Every now and again, though, someone else has to make dinner. That job often falls to the hubby, oh he of the burned garlic and overcooked bacon. I drink more beer on those nights and try to make the best of it. He does try his best: it’s just not the priority and creative endeavor that it is for me.
I think I may have found the perfect cookbook for him. It’s part of a guy’s sports web magazine called Deadspin with its own “Foodspin” section. Yes, I’ve found just the thing:
“Lasagna’s perfect for this. In addition to being outrageously tasty, it is a nutritional atom bomb (the Food and Drug Administration estimates that a single serving of lasagna contains seven hundred trillion calories, ∞ percent of an adult’s recommended daily allowance of simple carbohydrates, and all the grams of fat that exist or have ever existed), and it is overwhelmingly likely to place its eater into a state of inactivity not unlike hibernation, but which the medical community stubbornly insists upon calling “a diabetic coma.”

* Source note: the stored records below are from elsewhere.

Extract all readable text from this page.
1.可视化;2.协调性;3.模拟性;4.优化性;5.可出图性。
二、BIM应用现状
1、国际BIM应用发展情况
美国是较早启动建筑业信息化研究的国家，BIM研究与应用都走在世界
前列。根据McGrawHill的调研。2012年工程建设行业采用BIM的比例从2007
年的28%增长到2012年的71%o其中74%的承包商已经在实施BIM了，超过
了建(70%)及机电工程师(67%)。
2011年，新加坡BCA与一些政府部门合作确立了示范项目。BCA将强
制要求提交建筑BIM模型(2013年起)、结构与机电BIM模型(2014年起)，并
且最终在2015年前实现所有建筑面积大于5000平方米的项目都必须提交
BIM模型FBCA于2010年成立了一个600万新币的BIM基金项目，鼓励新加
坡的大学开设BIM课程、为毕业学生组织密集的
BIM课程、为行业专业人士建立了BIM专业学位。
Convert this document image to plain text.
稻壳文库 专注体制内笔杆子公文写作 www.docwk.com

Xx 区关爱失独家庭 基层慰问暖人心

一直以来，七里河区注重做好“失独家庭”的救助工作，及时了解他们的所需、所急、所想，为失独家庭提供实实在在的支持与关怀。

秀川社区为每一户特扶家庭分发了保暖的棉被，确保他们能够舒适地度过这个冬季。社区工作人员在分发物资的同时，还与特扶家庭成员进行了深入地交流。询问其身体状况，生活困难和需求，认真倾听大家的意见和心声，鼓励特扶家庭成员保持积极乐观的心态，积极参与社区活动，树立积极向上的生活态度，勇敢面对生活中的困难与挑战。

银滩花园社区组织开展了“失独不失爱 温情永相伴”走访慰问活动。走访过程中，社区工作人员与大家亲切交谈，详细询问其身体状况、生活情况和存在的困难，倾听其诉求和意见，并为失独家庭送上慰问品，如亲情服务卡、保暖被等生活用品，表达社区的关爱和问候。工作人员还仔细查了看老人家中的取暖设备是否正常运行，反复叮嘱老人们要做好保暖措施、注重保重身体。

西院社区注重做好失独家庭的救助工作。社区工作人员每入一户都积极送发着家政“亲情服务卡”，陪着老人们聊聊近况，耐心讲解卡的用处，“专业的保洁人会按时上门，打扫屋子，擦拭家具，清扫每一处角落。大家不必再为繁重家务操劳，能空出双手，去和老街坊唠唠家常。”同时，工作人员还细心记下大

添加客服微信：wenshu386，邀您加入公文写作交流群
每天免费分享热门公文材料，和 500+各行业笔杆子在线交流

This approach is right up my guy’s kitchen-shattering alley. Throw as much high-fat s**it as you can and – dammit! – wait for the right time to boil the pasta (we might have to work on this one. He’s ever so fond of bloated rice and noodles that you can squeeze to a paste). They do warn you, so that’s a start:
“Meat mostly browned? Add some finely chopped onion and minced garlic to it, as well as a light drizzle of olive oil, and cook this stuff until the onion is softened and starting to turn translucent. Now you’re gonna turn this into a basic ragù by adding a can of whole tomatoes (San Marzano are best, but the crummy store-brand variety is perfectly fine, too), a small can of tomato paste, a couple glugs of cheap red wine, and—yes, goddammit, yes!—three or four or five or six anchovy fillets. Thoroughly crush the tomatoes with your mighty Kitchen Implement Of Choice (wooden spoon, spatula, the alarming flanged mace that earned you the nickname “That Psycho With The, Like, War-Club Or Whatever That Thing Is, Oh God Call Security”), bring this concoction to a boil, then reduce it to a simmer and leave it alone for a while so its flavors can hang out together and the liquid can reduce a bit.

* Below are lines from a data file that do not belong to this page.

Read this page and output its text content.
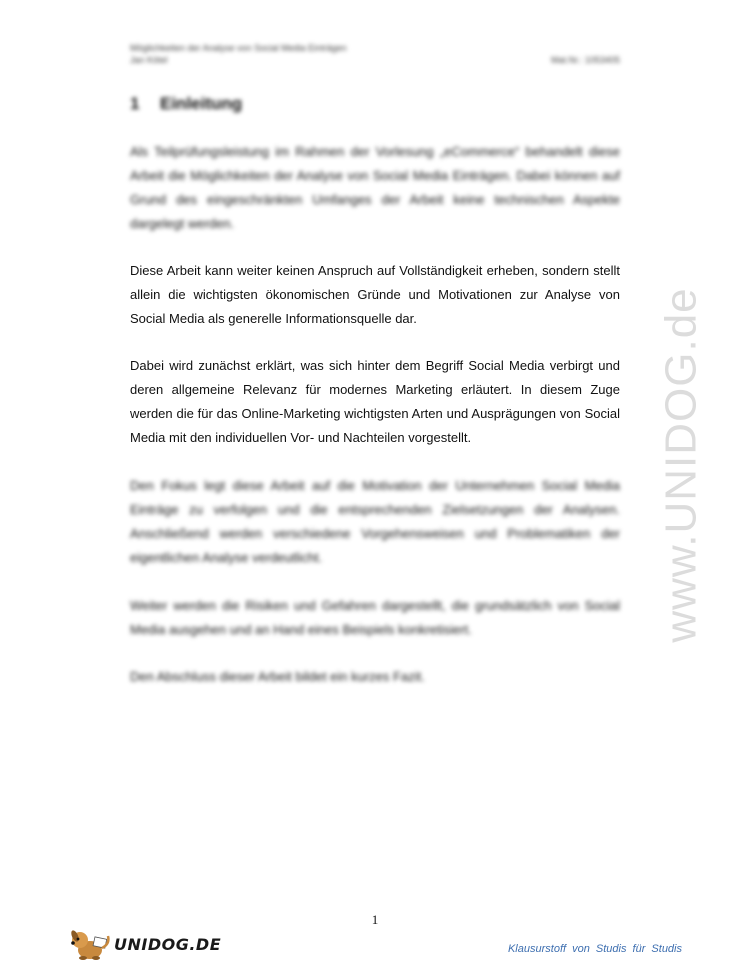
Möglichkeiten der Analyse von Social Media Einträgen
Jan Kötel	Mat.Nr.: 1053405
1 Einleitung

Als Teilprüfungsleistung im Rahmen der Vorlesung „eCommerce“ behandelt diese Arbeit die Möglichkeiten der Analyse von Social Media Einträgen. Dabei können auf Grund des eingeschränkten Umfanges der Arbeit keine technischen Aspekte dargelegt werden.

Diese Arbeit kann weiter keinen Anspruch auf Vollständigkeit erheben, sondern stellt allein die wichtigsten ökonomischen Gründe und Motivationen zur Analyse von Social Media als generelle Informationsquelle dar.

Dabei wird zunächst erklärt, was sich hinter dem Begriff Social Media verbirgt und deren allgemeine Relevanz für modernes Marketing erläutert. In diesem Zuge werden die für das Online-Marketing wichtigsten Arten und Ausprägungen von Social Media mit den individuellen Vor- und Nachteilen vorgestellt.

Den Fokus legt diese Arbeit auf die Motivation der Unternehmen Social Media Einträge zu verfolgen und die entsprechenden Zielsetzungen der Analysen. Anschließend werden verschiedene Vorgehensweisen und Problematiken der eigentlichen Analyse verdeutlicht.

Weiter werden die Risiken und Gefahren dargestellt, die grundsätzlich von Social Media ausgehen und an Hand eines Beispiels konkretisiert.

Den Abschluss dieser Arbeit bildet ein kurzes Fazit.

www.UNIDOG.de
1
UNIDOG.DE	Klausurstoff von Studis für Studis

Your oven is preheating and your ragù is simmering happily and your pasta water is (maybe) coming to a boil (even though you are not ready to put pasta into it no seriously put the fucking pasta down).”
Yessssss! (Does football touchdown dance). But will my husband follow these instructions? Or would he make it his manly duty to ignore it: full speed ahead and damn the kitchen stove?
Hey, wait a minute. Does that mean I finally get to buy a new kitchen stove after he’s done? Oh, cook that s**it, man!
Let your male other try it and see if you’re kitchen’s still there when he’s done. We might be on to something, ladies.